BYD’s welcome in Europe worries the continent’s big automakers

“Some of the countries are very detailed,” Michael Shu, general manager and managing director of BYD Europe, said of offers it’s getting to help address the company’s needs for labor, land, energy, construction and an ecosystem of nearby suppliers.

“Even in China, we do not have such a kind of investing in the service.”

Red carpet welcome

Automakers led by Stellantis, Europe’s second largest, are on edge about the friendly reception their potential disruptors are getting on their home turf.

“Chinese manufacturers are welcomed in Europe with a red carpet,” Carlos Tavares, CEO of Stellentis, told reporters in Paris. “It’s not like this that we are welcomed in China.”

“It’s disturbing,” said Laurens van den Acker, director of design for Renault group.

“I root for Europe. I want it to be us taking the leadership. Chinese automakers have an advantage over us, and the Chinese government has been betting on EVs for 15 years.”

Other automakers have fared better having made bargains decades ago in China, agreeing to set up compulsory joint ventures with domestic manufacturers to share in what was a jaw-dropping period of meteoric growth.

Some of those western companies, including Volkswagen Group and General Motors, built massive positions in the market that have started to deteriorate the last few years, as local players field attractive electric models.

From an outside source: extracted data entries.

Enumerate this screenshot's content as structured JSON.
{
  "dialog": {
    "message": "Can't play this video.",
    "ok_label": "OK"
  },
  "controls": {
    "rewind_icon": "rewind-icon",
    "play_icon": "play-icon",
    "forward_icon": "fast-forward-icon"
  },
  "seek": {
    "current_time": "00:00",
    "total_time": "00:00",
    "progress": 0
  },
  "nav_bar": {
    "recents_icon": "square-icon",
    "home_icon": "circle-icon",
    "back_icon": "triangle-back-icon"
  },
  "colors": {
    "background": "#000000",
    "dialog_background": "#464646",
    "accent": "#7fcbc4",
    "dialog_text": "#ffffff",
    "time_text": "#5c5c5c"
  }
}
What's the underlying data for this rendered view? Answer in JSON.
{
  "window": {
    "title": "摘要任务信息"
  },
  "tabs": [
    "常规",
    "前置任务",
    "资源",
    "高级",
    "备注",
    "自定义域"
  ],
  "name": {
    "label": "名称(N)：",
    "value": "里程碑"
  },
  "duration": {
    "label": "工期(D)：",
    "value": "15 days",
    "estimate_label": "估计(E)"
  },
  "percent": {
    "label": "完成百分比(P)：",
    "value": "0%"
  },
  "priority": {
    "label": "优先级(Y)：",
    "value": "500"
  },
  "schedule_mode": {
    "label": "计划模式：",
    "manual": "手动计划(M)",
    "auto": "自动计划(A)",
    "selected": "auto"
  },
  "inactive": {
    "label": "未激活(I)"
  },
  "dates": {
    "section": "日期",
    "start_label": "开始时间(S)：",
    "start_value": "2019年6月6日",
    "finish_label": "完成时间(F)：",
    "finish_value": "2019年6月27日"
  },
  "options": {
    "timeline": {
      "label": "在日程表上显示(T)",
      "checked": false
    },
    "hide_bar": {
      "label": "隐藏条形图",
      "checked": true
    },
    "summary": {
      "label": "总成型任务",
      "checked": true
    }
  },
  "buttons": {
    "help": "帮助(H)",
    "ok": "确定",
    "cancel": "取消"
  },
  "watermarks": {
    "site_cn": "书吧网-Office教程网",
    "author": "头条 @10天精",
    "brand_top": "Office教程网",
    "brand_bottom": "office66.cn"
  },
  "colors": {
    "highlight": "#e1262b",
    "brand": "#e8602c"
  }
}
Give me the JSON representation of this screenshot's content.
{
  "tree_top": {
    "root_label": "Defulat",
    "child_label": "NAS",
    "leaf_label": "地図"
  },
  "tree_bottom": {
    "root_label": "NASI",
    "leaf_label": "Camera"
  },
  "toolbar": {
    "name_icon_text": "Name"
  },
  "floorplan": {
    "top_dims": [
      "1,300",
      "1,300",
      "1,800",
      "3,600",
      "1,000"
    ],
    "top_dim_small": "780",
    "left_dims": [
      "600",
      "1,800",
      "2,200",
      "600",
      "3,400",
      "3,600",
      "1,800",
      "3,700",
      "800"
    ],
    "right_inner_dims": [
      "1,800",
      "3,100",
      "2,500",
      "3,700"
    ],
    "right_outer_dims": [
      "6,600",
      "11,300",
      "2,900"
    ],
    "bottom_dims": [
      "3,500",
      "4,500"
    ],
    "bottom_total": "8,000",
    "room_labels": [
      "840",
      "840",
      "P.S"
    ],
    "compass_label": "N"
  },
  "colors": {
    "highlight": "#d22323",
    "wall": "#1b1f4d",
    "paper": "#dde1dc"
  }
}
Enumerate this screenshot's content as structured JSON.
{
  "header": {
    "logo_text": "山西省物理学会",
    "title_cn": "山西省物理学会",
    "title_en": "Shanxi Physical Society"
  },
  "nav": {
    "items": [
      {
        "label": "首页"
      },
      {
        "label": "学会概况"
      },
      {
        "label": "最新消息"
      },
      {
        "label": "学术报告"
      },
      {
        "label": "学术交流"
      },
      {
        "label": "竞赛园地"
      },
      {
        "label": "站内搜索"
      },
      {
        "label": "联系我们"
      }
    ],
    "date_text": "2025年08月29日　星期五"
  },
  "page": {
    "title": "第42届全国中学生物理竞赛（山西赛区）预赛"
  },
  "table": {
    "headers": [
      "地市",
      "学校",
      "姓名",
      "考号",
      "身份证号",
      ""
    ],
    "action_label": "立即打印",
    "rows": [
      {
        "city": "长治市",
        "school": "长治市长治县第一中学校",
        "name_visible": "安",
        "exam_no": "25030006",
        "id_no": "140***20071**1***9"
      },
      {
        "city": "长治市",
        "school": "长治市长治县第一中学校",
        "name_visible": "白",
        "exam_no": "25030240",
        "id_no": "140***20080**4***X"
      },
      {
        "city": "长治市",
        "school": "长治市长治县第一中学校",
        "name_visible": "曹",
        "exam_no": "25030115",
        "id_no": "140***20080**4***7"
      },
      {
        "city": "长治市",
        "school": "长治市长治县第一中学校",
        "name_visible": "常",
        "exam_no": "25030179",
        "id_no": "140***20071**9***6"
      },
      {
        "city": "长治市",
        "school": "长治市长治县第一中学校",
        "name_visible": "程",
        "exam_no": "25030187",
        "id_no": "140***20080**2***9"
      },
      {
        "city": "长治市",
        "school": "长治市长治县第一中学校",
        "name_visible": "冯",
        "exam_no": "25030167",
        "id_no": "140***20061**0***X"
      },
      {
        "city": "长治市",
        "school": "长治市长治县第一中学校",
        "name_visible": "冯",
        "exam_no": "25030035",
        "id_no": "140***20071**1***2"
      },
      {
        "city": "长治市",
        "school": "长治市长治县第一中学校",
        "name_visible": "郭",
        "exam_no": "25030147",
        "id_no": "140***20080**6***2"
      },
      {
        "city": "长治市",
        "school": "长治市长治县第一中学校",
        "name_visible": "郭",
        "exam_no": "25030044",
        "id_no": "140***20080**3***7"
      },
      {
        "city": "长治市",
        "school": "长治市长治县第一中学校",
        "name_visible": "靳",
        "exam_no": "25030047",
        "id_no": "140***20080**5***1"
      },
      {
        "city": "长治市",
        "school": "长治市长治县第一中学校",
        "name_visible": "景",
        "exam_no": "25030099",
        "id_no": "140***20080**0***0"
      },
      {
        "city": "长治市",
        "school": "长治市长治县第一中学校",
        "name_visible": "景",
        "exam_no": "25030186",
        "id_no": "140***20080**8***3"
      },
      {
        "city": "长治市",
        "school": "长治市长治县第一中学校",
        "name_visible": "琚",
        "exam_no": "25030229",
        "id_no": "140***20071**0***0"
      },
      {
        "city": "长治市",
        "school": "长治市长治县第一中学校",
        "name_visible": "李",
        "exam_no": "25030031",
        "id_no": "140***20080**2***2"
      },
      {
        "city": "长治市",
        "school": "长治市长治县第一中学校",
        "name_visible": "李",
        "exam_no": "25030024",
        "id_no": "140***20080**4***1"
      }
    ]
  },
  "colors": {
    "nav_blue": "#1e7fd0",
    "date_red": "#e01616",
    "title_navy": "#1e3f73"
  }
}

“The competitive intensity is increasing,” Mercedes-Benz CEO Ola Kallenius said in an interview.

“It’s the most fun time to work in automotive since 1886,” he added, referring to the year Carl Benz rolled out the first car powered by a gas engine. “It’s also the most uncertain time.”

While some governments are offering a helping hand, President Emmanuel Macron is prepared to play defense. His government is preparing a measure to subsidize EVs only if they are made in France, or at least in Europe.

The policy, which appears to take a page from the Inflation Reduction Act recently signed into law in the US, may only make it more likely that China’s most well-off automakers look to manufacture in Europe.

On top of BYD, this could include Great Wall Motor, whose small Ora Funky Cat EV with retro looks to live up to its name was among the models the company is staging in Paris.